Correlation Between Jag Large and Paradigm Value
Can any of the company-specific risk be diversified away by investing in both Jag Large and Paradigm Value at the same time? Although using a correlation coefficient on its own may not help to predict future stock returns, this module helps to understand the diversifiable risk of combining Jag Large and Paradigm Value into the same portfolio, which is an essential part of the fundamental portfolio management process.
By analyzing existing cross correlation between Jag Large Cap and Paradigm Value Fund, you can compare the effects of market volatilities on Jag Large and Paradigm Value and check how they will diversify away market risk if combined in the same portfolio for a given time horizon. You can also utilize pair trading strategies of matching a long position in Jag Large with a short position of Paradigm Value. Check out your portfolio center. Please also check ongoing floating volatility patterns of Jag Large and Paradigm Value.
Diversification Opportunities for Jag Large and Paradigm Value
0.42 | Correlation Coefficient |
Very weak diversification
The 3 months correlation between Jag and Paradigm is 0.42. Overlapping area represents the amount of risk that can be diversified away by holding Jag Large Cap and Paradigm Value Fund in the same portfolio, assuming nothing else is changed. The correlation between historical prices or returns on Paradigm Value and Jag Large is a relative statistical measure of the degree to which these equity instruments tend to move together. The correlation coefficient measures the extent to which returns on Jag Large Cap are associated (or correlated) with Paradigm Value. Values of the correlation coefficient range from -1 to +1, where. The correlation of zero (0) is possible when the price movement of Paradigm Value has no effect on the direction of Jag Large i.e., Jag Large and Paradigm Value go up and down completely randomly.
Pair Corralation between Jag Large and Paradigm Value
Assuming the 90 days horizon Jag Large Cap is expected to generate 0.72 times more return on investment than Paradigm Value. However, Jag Large Cap is 1.39 times less risky than Paradigm Value. It trades about 0.14 of its potential returns per unit of risk. Paradigm Value Fund is currently generating about 0.05 per unit of risk. If you would invest 2,097 in Jag Large Cap on August 8, 2025 and sell it today you would earn a total of 176.00 from holding Jag Large Cap or generate 8.39% return on investment over 90 days.
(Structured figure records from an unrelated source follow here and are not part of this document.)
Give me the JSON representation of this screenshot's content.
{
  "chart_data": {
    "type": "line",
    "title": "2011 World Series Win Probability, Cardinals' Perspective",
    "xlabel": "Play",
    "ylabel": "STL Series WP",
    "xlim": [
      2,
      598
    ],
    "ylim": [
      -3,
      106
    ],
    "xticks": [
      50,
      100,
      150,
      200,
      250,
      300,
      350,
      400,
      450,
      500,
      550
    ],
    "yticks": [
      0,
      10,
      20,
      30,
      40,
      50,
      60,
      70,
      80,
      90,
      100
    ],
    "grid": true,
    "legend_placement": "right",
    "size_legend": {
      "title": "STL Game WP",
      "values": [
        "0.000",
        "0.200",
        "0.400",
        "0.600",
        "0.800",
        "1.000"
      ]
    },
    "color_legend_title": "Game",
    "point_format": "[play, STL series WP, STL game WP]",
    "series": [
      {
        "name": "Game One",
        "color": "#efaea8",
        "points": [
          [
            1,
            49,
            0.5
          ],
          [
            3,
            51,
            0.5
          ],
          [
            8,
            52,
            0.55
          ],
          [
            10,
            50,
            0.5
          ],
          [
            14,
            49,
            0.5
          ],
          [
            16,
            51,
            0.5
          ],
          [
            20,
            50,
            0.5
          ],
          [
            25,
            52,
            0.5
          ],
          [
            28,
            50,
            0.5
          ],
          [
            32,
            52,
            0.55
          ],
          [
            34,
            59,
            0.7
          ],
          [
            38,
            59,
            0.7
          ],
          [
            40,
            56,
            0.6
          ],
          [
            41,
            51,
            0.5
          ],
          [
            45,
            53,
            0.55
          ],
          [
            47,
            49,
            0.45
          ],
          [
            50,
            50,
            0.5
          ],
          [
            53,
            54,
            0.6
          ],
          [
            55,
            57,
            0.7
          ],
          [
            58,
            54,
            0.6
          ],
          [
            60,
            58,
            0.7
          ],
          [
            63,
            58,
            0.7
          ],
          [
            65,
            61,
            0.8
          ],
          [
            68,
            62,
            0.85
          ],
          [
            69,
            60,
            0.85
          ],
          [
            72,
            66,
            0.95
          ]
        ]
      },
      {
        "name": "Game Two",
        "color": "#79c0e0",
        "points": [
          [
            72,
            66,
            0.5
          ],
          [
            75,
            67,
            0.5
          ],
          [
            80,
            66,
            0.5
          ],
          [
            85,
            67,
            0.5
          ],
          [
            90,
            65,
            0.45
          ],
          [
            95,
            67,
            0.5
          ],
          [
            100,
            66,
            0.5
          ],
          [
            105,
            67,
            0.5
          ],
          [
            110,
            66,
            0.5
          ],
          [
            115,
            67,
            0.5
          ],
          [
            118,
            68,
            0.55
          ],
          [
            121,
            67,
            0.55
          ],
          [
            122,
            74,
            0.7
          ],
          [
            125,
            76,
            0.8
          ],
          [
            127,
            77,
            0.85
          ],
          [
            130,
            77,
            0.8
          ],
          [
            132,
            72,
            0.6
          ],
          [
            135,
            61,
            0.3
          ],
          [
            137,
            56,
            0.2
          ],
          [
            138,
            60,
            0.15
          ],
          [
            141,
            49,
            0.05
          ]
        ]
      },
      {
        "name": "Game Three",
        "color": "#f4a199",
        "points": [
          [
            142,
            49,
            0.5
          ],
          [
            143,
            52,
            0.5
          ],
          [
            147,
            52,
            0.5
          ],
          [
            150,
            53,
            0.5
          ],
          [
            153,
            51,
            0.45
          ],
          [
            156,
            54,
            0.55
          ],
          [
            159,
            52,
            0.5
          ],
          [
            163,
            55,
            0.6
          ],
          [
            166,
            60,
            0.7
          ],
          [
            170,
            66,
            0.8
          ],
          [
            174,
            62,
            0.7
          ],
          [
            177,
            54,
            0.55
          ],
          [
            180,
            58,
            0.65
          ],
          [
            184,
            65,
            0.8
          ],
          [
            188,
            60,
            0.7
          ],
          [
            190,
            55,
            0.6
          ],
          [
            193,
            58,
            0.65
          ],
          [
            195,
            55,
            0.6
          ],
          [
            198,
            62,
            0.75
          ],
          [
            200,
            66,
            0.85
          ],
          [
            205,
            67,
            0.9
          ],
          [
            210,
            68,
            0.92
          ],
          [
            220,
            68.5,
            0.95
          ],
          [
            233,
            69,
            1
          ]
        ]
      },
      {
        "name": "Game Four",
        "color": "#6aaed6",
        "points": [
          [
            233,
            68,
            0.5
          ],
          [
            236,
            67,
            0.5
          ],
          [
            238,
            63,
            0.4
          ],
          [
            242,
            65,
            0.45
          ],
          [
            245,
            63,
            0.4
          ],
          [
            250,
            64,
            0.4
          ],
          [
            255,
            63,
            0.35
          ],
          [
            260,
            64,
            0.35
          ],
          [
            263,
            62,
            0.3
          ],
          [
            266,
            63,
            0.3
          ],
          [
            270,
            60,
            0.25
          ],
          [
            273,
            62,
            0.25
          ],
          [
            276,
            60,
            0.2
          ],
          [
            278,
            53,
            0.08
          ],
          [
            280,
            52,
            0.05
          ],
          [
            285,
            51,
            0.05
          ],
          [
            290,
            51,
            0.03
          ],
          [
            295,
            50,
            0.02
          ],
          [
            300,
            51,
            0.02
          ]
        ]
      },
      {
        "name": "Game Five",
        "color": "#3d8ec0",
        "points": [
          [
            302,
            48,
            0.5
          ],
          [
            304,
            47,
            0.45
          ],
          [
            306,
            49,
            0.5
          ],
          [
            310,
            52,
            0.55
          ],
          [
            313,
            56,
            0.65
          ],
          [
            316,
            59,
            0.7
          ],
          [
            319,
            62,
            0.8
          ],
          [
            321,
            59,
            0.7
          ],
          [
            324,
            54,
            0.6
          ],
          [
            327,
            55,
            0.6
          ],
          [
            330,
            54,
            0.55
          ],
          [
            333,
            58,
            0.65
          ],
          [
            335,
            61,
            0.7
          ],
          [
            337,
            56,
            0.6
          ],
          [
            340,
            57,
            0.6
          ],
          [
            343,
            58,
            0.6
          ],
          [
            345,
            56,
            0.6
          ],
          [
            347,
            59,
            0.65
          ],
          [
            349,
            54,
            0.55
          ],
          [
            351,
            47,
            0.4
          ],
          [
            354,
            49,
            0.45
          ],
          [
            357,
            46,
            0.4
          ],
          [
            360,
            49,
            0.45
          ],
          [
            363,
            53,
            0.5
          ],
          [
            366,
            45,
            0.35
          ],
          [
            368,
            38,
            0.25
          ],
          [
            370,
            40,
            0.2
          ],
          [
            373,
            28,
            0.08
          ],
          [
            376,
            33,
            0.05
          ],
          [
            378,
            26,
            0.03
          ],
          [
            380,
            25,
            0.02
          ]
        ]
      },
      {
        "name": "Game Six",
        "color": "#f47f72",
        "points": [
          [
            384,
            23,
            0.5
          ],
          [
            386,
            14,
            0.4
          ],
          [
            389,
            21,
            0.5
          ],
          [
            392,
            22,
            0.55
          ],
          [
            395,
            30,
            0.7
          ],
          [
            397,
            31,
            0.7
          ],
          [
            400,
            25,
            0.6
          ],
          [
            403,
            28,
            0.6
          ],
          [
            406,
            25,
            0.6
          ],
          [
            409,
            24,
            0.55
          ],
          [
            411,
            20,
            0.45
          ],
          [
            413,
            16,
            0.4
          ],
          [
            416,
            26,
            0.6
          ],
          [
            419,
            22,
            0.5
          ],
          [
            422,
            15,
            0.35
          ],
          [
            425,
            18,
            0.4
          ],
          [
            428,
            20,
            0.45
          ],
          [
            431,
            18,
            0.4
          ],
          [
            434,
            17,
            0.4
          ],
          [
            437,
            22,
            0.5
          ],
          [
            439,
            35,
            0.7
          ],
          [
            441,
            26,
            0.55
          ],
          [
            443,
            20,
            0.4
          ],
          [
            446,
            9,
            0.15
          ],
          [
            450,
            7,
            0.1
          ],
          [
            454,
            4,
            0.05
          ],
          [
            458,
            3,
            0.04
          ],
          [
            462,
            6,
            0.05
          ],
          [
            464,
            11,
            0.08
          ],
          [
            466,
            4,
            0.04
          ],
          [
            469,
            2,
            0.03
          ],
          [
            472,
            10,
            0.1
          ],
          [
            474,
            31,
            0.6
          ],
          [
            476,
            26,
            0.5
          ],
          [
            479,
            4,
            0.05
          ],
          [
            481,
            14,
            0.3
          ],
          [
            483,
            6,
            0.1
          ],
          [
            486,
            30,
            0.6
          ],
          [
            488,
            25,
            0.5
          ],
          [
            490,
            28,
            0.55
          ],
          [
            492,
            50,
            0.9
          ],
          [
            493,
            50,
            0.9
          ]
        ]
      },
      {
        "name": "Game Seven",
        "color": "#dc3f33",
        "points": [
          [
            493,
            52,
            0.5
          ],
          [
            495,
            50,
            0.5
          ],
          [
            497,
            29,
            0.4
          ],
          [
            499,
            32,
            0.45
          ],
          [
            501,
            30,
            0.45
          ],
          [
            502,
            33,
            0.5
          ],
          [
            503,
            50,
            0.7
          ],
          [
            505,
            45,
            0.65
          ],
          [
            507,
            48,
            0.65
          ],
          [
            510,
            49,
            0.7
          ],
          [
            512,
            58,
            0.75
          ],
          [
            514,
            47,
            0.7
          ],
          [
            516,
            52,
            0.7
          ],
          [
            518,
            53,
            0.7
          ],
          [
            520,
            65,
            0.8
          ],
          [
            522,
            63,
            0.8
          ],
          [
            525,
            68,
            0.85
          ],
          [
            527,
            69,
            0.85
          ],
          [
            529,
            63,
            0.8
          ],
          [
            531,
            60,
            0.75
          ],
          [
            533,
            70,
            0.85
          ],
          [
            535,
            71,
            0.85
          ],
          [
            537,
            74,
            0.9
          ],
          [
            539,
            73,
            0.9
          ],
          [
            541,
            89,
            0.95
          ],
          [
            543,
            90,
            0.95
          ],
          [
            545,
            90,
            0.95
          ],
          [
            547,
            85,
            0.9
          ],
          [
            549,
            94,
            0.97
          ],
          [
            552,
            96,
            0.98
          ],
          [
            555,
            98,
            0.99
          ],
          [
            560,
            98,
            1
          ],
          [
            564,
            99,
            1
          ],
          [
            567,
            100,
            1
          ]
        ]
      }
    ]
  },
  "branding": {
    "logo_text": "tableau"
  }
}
| Time Period | 3 Months [change] |
| Direction | Moves Together |
| Strength | Weak |
| Accuracy | 98.44% |
| Values | Daily Returns |
Jag Large Cap vs. Paradigm Value Fund
Performance |
| Timeline |
| Jag Large Cap |
| Paradigm Value |
Jag Large and Paradigm Value Volatility Contrast
Predicted Return Density |
| Returns |
Pair Trading with Jag Large and Paradigm Value
The main advantage of trading using opposite Jag Large and Paradigm Value positions is that it hedges away some unsystematic risk. Because of two separate transactions, even if Jag Large position performs unexpectedly, Paradigm Value can make up some of the losses. Pair trading also minimizes risk from directional movements in the market. For example, if an entire industry or sector drops because of unexpected headlines, the short position in Paradigm Value will offset losses from the drop in Paradigm Value's long position.| Jag Large vs. Nuveen Large Cap | Jag Large vs. Paradigm Value Fund | Jag Large vs. Live Oak Health | Jag Large vs. Adirondack Small Cap |
| Paradigm Value vs. T Rowe Price | Paradigm Value vs. Nuveen Large Cap | Paradigm Value vs. Live Oak Health | Paradigm Value vs. Wesmark Tactical Opportunity |
Check out your portfolio center.Note that this page's information should be used as a complementary analysis to find the right mix of equity instruments to add to your existing portfolios or create a brand new portfolio. You can also try the Fundamentals Comparison module to compare fundamentals across multiple equities to find investing opportunities.